On this pageOverview
View
The view function is a pure function that transforms your model into HTML. Given the same model, it always produces the same HTML output. The view never directly modifies state — instead, it dispatches messages through event handlers.
import { Class, Html, OnClick, button, div } from '../html'
// VIEW - Renders your state as HTML
// Pure function: same state always produces the same HTML — no side effects
const view = (model: Model): Html =>
div(
[Class(containerStyle)],
[
div(
[Class('text-6xl font-bold text-gray-800')],
[model.toString()],
),
div(
[Class('flex flex-wrap justify-center gap-4')],
[
// OnClick takes a Message, not a callback. The Message doesn't
// execute anything — it just declares what should happen on click.
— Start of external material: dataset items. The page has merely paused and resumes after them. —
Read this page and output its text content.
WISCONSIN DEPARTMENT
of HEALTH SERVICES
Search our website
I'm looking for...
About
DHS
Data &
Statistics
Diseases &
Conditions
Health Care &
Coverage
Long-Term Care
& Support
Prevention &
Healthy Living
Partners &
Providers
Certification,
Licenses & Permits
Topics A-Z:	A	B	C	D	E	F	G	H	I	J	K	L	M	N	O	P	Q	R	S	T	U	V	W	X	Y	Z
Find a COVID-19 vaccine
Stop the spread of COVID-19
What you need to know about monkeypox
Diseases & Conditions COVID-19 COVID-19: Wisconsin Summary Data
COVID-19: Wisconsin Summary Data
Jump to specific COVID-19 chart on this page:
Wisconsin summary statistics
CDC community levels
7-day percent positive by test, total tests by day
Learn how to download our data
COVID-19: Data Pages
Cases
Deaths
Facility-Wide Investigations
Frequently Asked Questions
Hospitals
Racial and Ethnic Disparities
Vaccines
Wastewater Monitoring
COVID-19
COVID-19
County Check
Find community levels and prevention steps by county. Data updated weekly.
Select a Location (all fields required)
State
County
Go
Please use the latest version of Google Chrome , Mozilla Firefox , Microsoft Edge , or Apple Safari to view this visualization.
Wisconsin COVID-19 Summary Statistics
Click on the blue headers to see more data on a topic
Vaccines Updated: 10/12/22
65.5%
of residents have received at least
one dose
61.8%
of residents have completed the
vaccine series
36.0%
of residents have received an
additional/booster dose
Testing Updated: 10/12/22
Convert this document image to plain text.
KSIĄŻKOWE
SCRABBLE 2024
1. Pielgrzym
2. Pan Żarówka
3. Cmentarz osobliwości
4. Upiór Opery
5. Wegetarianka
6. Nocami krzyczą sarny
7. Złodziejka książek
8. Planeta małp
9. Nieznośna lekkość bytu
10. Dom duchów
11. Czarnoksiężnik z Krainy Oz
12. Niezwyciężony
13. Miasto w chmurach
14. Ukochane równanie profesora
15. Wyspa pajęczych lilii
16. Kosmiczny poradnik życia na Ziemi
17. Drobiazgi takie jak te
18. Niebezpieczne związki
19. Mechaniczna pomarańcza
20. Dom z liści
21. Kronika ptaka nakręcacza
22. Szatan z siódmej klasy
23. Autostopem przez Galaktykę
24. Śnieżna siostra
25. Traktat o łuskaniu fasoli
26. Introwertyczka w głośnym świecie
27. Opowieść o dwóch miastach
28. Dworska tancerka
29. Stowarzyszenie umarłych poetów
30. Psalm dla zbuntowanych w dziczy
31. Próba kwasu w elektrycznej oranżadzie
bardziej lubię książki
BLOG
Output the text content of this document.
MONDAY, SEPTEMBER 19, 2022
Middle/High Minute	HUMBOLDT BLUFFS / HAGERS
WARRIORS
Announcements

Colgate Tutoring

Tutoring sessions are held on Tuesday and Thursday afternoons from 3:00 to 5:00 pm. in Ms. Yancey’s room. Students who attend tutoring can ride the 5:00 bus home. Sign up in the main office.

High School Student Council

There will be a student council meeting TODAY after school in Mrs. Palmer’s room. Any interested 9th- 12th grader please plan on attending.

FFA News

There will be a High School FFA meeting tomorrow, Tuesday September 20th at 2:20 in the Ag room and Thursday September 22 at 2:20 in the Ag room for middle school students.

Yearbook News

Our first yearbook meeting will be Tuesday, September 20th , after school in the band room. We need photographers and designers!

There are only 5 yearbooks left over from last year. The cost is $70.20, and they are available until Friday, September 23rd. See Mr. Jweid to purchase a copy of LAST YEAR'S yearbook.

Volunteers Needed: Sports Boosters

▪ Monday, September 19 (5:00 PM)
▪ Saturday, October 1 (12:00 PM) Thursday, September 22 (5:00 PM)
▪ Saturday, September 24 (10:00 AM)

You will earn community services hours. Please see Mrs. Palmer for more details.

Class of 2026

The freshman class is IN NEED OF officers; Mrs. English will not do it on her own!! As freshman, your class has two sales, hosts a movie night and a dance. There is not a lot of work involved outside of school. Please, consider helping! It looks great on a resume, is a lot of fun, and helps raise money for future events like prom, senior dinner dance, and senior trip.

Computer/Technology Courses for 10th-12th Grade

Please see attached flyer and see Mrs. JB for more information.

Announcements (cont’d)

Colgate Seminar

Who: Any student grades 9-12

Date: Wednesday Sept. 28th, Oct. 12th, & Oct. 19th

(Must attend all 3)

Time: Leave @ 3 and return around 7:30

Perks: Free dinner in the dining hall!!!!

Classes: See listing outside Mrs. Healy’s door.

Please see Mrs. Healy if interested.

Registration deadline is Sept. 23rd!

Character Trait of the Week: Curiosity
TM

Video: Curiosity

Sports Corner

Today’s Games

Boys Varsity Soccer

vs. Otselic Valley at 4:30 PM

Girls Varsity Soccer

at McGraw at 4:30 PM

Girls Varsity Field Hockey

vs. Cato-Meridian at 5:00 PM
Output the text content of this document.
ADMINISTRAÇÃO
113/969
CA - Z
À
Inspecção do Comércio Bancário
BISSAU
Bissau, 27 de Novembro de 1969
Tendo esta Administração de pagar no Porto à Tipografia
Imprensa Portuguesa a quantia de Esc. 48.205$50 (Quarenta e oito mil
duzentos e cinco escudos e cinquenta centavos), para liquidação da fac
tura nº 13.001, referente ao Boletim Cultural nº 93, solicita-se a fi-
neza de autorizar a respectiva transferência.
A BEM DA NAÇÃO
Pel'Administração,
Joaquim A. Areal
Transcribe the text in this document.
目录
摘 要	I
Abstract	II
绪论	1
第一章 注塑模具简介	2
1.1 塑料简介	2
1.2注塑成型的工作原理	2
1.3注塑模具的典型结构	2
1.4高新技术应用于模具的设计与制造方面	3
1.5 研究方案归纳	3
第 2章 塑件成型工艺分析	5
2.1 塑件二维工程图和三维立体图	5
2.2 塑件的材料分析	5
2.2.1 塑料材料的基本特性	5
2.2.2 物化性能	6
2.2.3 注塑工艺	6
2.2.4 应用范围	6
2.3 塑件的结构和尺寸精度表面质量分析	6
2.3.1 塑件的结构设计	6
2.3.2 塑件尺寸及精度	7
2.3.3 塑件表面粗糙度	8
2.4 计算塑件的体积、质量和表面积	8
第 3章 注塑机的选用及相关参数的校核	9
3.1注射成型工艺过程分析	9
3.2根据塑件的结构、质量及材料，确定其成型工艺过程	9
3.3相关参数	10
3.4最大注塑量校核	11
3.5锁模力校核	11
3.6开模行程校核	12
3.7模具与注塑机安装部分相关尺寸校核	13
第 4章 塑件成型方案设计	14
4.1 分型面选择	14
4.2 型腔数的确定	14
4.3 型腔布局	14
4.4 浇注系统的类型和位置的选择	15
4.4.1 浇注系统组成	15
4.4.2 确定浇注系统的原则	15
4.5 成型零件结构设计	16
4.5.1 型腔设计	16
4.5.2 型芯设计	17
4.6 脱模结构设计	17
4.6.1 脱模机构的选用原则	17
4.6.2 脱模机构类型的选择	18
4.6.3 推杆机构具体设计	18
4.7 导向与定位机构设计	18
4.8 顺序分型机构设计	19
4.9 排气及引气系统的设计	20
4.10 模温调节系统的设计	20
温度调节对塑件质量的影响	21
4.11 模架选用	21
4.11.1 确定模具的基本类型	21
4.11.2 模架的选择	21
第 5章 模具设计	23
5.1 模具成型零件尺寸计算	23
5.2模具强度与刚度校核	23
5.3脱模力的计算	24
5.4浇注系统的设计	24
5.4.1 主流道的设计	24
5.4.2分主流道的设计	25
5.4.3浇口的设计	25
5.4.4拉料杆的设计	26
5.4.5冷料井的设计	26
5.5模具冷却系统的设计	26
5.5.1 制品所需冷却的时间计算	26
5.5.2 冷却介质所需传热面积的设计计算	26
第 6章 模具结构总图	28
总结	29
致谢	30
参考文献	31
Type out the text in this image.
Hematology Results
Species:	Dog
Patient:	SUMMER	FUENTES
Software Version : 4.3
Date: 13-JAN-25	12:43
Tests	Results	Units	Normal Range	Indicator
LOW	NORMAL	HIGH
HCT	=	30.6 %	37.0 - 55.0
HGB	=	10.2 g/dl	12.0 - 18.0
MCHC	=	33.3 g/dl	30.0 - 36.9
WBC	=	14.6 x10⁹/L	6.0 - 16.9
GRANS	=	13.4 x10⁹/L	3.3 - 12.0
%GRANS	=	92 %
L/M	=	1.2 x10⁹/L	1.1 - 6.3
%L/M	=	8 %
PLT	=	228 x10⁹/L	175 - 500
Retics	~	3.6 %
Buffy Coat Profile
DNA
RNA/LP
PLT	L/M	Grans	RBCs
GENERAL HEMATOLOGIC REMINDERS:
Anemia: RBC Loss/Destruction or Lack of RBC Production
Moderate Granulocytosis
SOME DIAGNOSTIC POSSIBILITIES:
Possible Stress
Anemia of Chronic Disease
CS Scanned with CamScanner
// Foldkit dispatches it to your update function.
button([OnClick(Decrement()), Class(buttonStyle)], ['-']),
button([OnClick(Reset()), Class(buttonStyle)], ['Reset']),
button([OnClick(Increment()), Class(buttonStyle)], ['+']),
],
),
],
)
// STYLE
const containerStyle =
'min-h-screen bg-cream flex flex-col items-center justify-center gap-6 p-6'
const buttonStyle =
'bg-black text-white hover:bg-gray-700 px-4 py-2 transition'Pure functions, no hook rules
The view is like a functional component, but guaranteed pure — no hooks, no effects, no local state. It's a function from Model to Html. This simplicity means no "rules of hooks" to follow.
Foldkit's HTML functions are typed to your Message type. This ensures event handlers only accept valid Messages from your application. You create these helpers by calling html<Message>() and destructuring the elements and attributes you need:
import { html } from 'foldkit/html'
// Create typed HTML helpers for your Message type.
// This ensures event handlers like OnClick only accept your Message variants.
export const {
// Attributes
Class,
Id,
Href,
OnClick,
OnInput,
OnSubmit,
Value,
// Elements
a,
button,
div,
form,
h1,
input,
p,
span,
} = html<Message>()This pattern might seem unusual if you're coming from React, but it provides strong type safety. If you try to pass an invalid Message to OnClick, TypeScript will catch it at compile time. You only need to do this once per module — most apps create a single html.ts file and import from there.
Event handlers in Foldkit work differently from React. Instead of passing a callback function, you pass a Message. When the event fires, Foldkit dispatches that Message to your update function.
// Event handlers take Messages, not callbacks.
// When the button is clicked, Foldkit dispatches the Message
// to your update function.
button(
[OnClick(ClickedIncrement()), Class('button-primary')],
['Click me'],
)
// For input events, Foldkit extracts the value and passes it
// to your function:
input([
OnInput(value => ChangedSearch({ text: value })),
Value(model.searchText),
Class('input'),
])For simple events like clicks, you pass the Message directly. For events that carry data (like input changes), you pass a function that receives the event and returns a Message. This keeps your view declarative — it describes what Messages should be sent, not how to handle them.